Ho implorato un amico della redazione economica di spiegarmi che cosa sta succedendo. «Hai presente Wile Coyote sull’orlo del precipizio, quando si aggrappa a una roccia che fra un attimo si sgretolerà? Ecco, Wile Coyote siamo noi». Non ho avuto il coraggio di chiedergli chi è Beep Beep. Mi sono invece tuffato fra le agenzie di stampa, alla ricerca di qualcuno che mi rassicurasse sulla solidità della roccia. 1. L’ufficio banalità della Casa Bianca: «I mercati salgono e scendono». 2. L’euro-banchiere Trichet, quello col carisma di una gelatina alla frutta: «In Europa non c’è la decrescita, ma la decelerazione della crescita». 3. Il presidente del Consiglio, in conferenza stampa: «Le azioni Mediaset sono solide, se avessi dei risparmi li investirei lì». 4. Il presidente di un ente pubblico (il governo) invita i suoi associati (gli italiani) a comprare azioni di un’azienda privata di sua proprietà (mi scuso per la ripetizione, ma è come con l’ipnosi: la prima volta uno non riesce a crederci). 5. Il ministro della Chiarezza, Sacconi: «Di fronte a una giornata di tempesta dei mercati finanziari e mobiliari, l’Italia nella sua convergente dimensione istituzionale, economica e sociale vuole rispondere all’instabilità globale accompagnando il percorso di disciplina di bilancio già delineato con la maggiore crescita». 6. La vicepresidente della Compagnia di San Paolo, suor Giuliana: «A questo punto non ci resta che pregare».

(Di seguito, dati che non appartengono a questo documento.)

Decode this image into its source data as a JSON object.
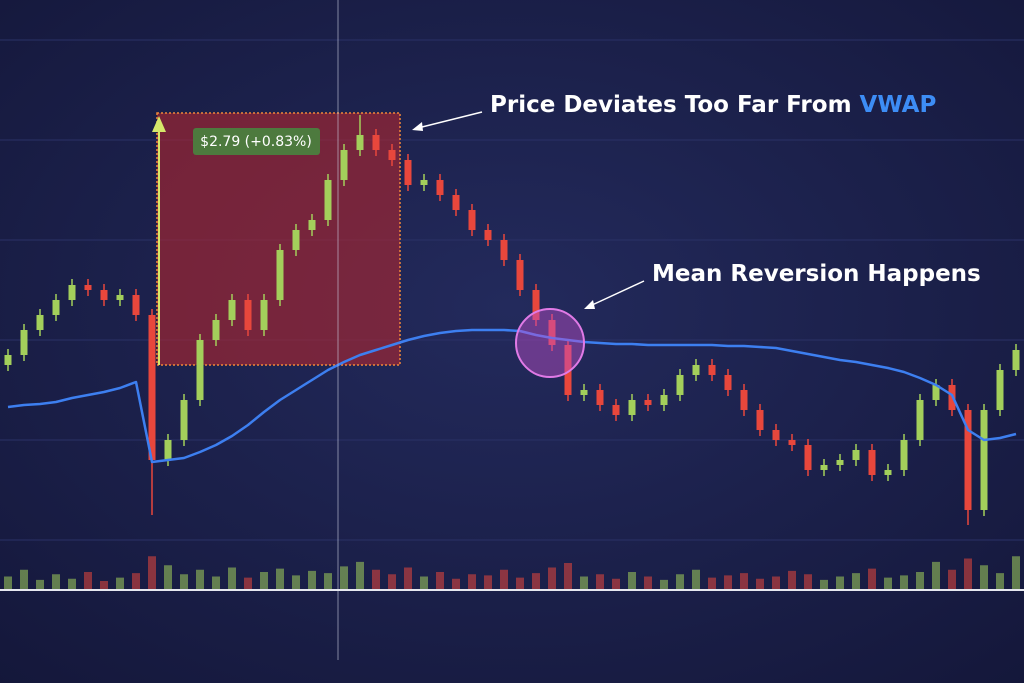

L’unica ad avere una strategia mi sembra suor Giuliana.

Ho provato a parlarne con i miei vecchi compagni di Università (alcuni di loro sono degli stimati economisti internazionali che hanno scelto di vivere all’estero) e con qualche industriale che ancora tenta di resistere all’idea di vendere tutto e andare via. Mi sono sembrati preoccupati. Io non sono un uomo di Chiesa e non conosco Suor Giuliana, ma a questo punto inizio a credere che soltanto un miracolo potrebbe aiutare l’Italia. Con buona pace di Paolo Panerai.